18 Haziran 2015 Perşembe

RAMAZAN GELDİ HOŞ GELDİ

Ramazan ayı başladı, bu ayın tüm İslam alemine hayırlara vesile olmasını diliyorum.

Ramazan vesilesi  ile televizyonda yapılan bir konuşmayı dinliyorum. Konuşmacı orucun faydalarını anlatıyor:  Oruç tutan insanda kardeşlik duyguları gelişir, iyimserliği artar. Açlık insanları terbiye eder, nefsini terbiye etmesini öğrenir. Aç insan açların halini;  zenginler fakirlerin, yoksulların durumunu  daha iyi anlar. Zenginlerde merhamet, acıma, şefkat duygusu gelişir. İnsanlar arasında kardeşilik artar.

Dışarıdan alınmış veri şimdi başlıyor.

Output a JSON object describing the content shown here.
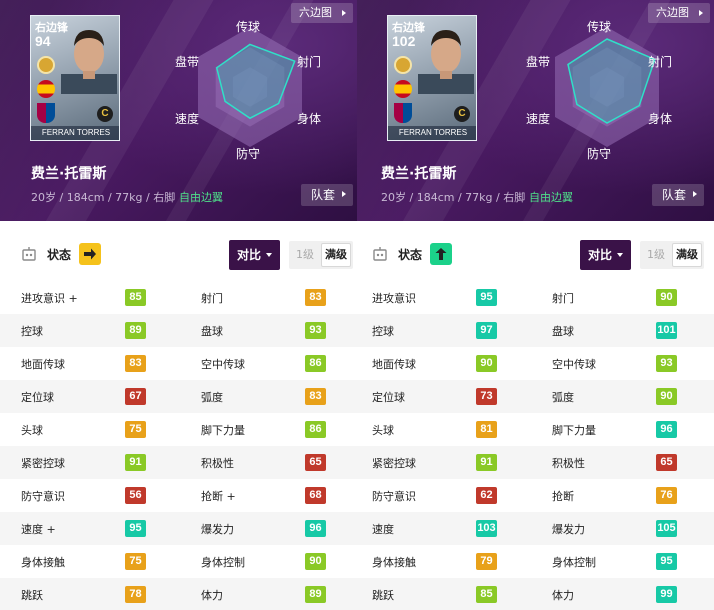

Peki gerçek böylemi, tartışılır. Önce Türkiye'ye ve sonra da tüm İslam alemine bakalım. Ramazan ayı gelince çok büyük oranda insanlar orucunu tutar. Çok sayıda insan oruç tuttuğuna göre Müslümanların yaşadığı ülkelerde kardeşlik ne kadar gelişmiştir? Bu ülkelerdeki tabloya bakarsak hiç gelişmemiş. Müslümanın Müslümana yaptığı zulüm Müslüman olmayanlarınkinden daha fazla. Her gün yüzlerce Müslüman gene Müslümanlar tarafından öldürülüyor, hem de hunharca ve acımasızca. Kadınların ırzına geçiliyor; çocuklar öksüz, yetim kalıyor.  Bu ülkelerde durum o kadar kötü ki, yüzlerce Müslüman ölümü göze alarak Avrupa ülkelerine varmaya çalışıyor.  Demek ki oruç Müslümanların birçoğunda  merhamet hissini, kardeşlik duygusunu  da geliştirmemiş.

İslam ülkelerinde gelir dağılımı son derece bozuk. Zenginler ise açların halinden hiç anlamıyor.  Açlık, sefalet, yoksulluk kol geziyor.Fakirliğin çok yaygın olduğu bu ülkelerde gelir ve servet bazı ellerde toplanıyor. Yoksulluğu yok etmek için yapılması gereken yatırımlar yapılmıyor. Zenginlerin parası daha çok israfa ve gösterişe harcanıyor.

Türkiye'de de durum farklı değil. Zenginlerin fakirlerin halinden anladığı filan yok. Dinin etkisinin toplumda son yıllarda artmasına  rağmen, gelir dağılımı daha da bozuldu. 20 milyondan fazla insan yoksulluk sınırının altında yaşıyor. Toplam gelirin çok büyük kısmı belirli ellerde toplanıyor. Fakirin, yoksulun elinden tutan yok. Ramazandan ramazan fitre, zekat dağıtmakla yoksulluk biter mi?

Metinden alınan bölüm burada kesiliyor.